I posted this some time back for another person that asked about it. I think back then they cost less than $10. This device works by the user inhaling. You put a mouth shaped plastic tube in your mouth, lips pursed to for a tight seal, and then inhale.

 

It has numbers on the sides to show you certain levels, and you work to get them higher. When you inhale, a ball inside the tube goes up, from there some doctors set up certain goals for their patient to work towards.

 

I will tell you that when I had my Aspiration Pneumonia, doing this really made my lungs burn(hurt).
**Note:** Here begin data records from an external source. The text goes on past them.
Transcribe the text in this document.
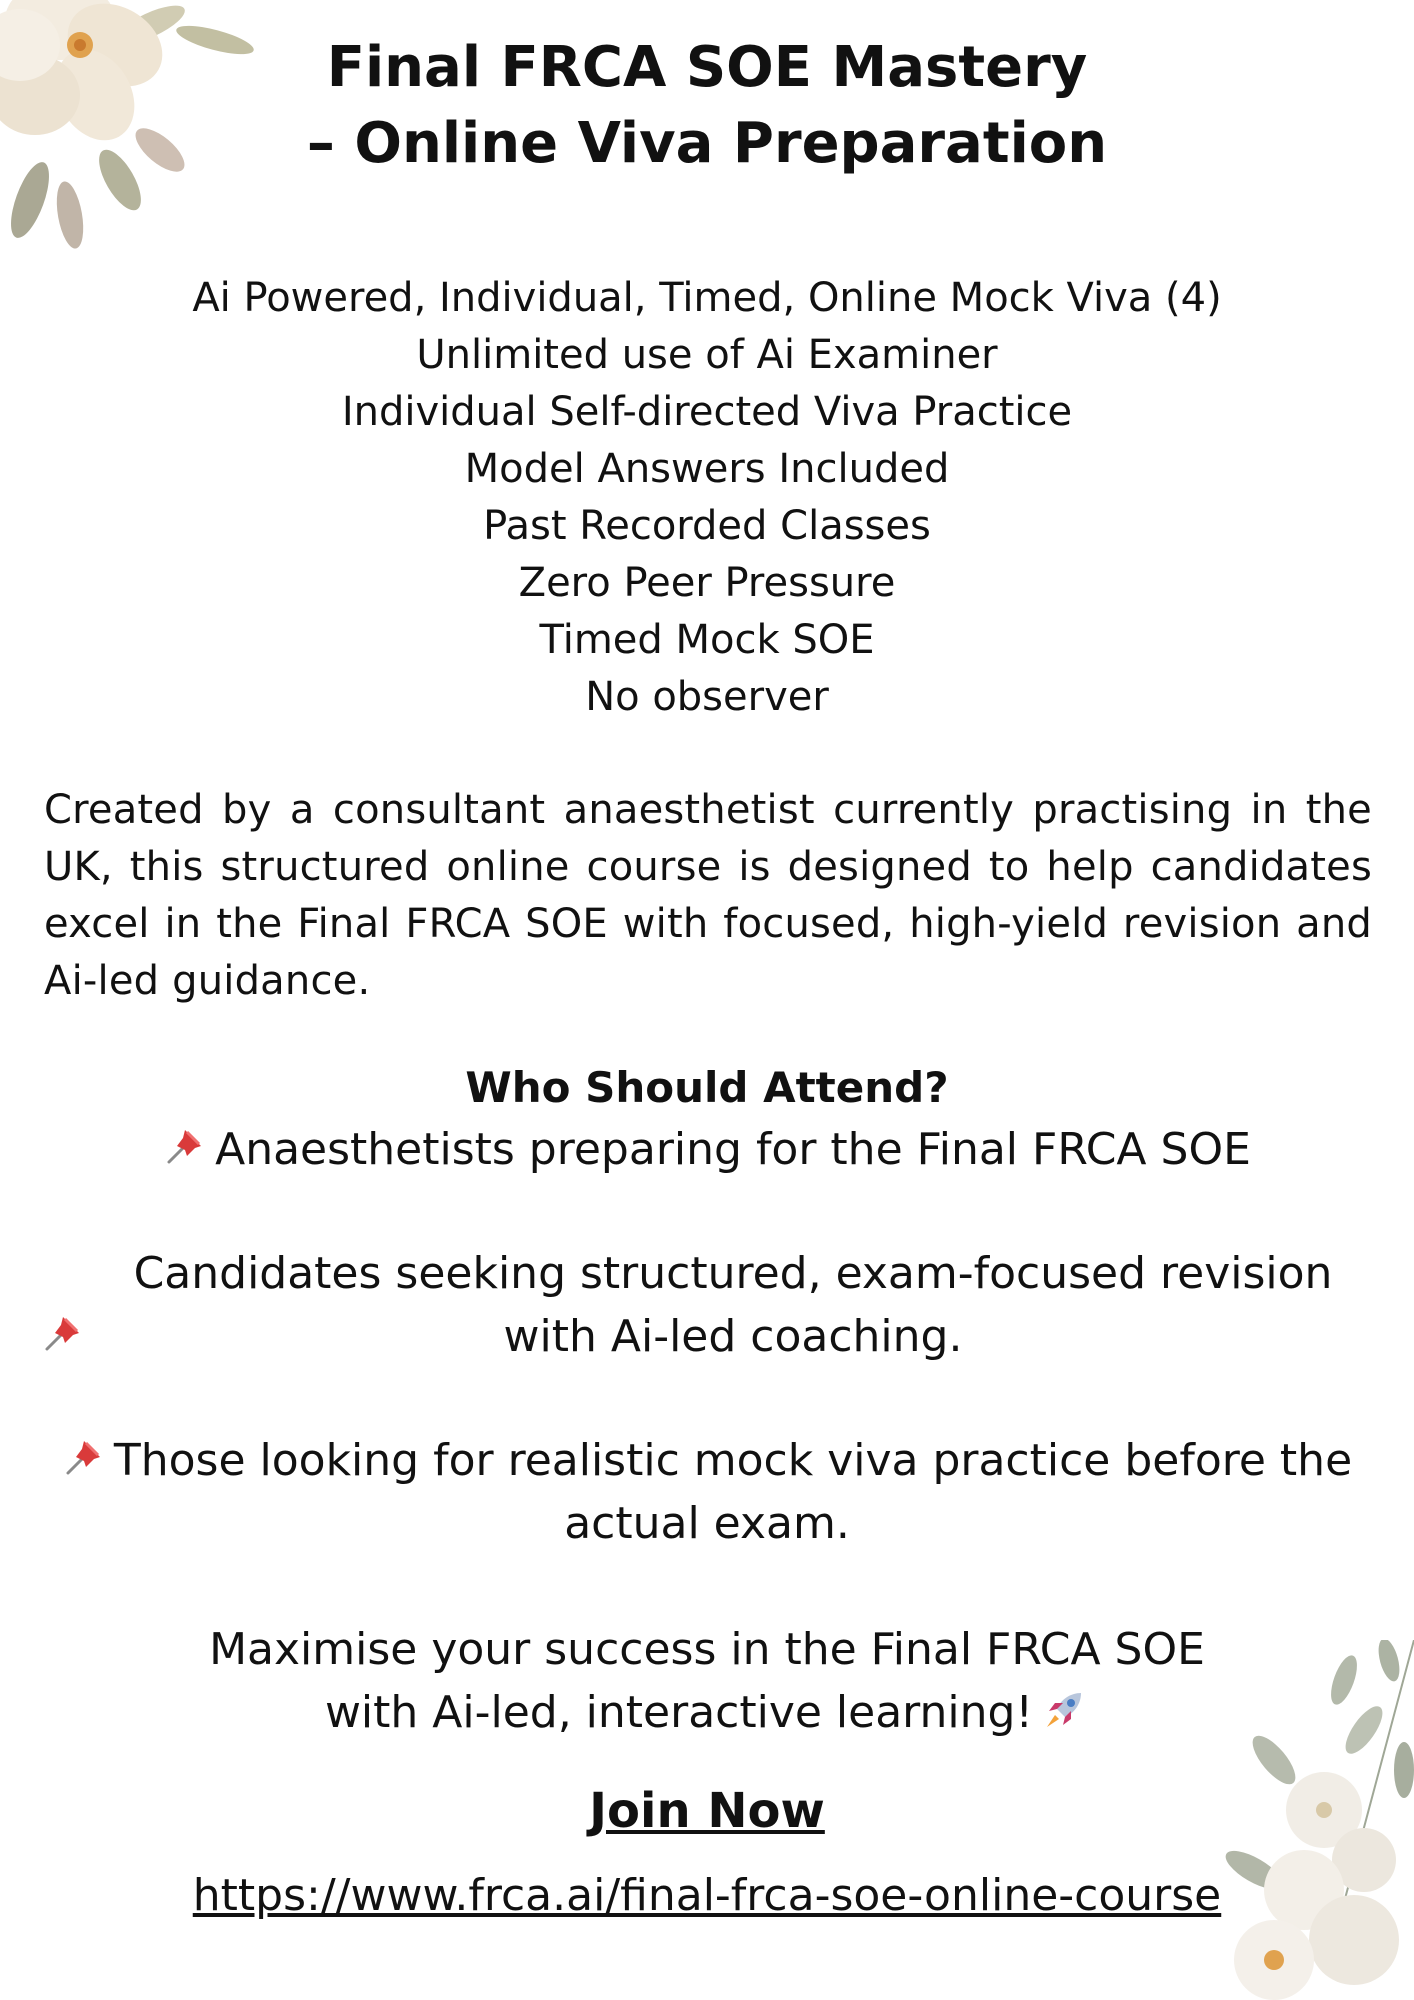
Final FRCA SOE Mastery
– Online Viva Preparation
Ai Powered, Individual, Timed, Online Mock Viva (4)
Unlimited use of Ai Examiner
Individual Self-directed Viva Practice
Model Answers Included
Past Recorded Classes
Zero Peer Pressure
Timed Mock SOE
No observer
Created by a consultant anaesthetist currently practising in the UK, this structured online course is designed to help candidates excel in the Final FRCA SOE with focused, high-yield revision and Ai-led guidance.
Who Should Attend?
Anaesthetists preparing for the Final FRCA SOE
Candidates seeking structured, exam-focused revision with Ai-led coaching.
Those looking for realistic mock viva practice before the actual exam.
Maximise your success in the Final FRCA SOE
with Ai-led, interactive learning!
Join Now
https://www.frca.ai/final-frca-soe-online-course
But that is part of getting better sooner and also for helping maintain the better and more efficient function of the lungs.

 

I know when I got out of ICU, my roommate was also supposed to be using one for his issues. He never used it and I asked him why. He told me it made his chest hurt and might give him another heart attack. We were both hooked up to 24/7 heart monitors and I told him not to worry about it. Never did get him to use it.

 

Anyways, try a Google of AirLife Spirometer and see what you can find. I think the hospital named them "The Motivator" to incentive their patients.

 

Let me know if you have any more questions. Maybe this is something that might help your husband, but it is always best to check with his doctor first. Has he been seeing a Pulmonologist for his lung issues?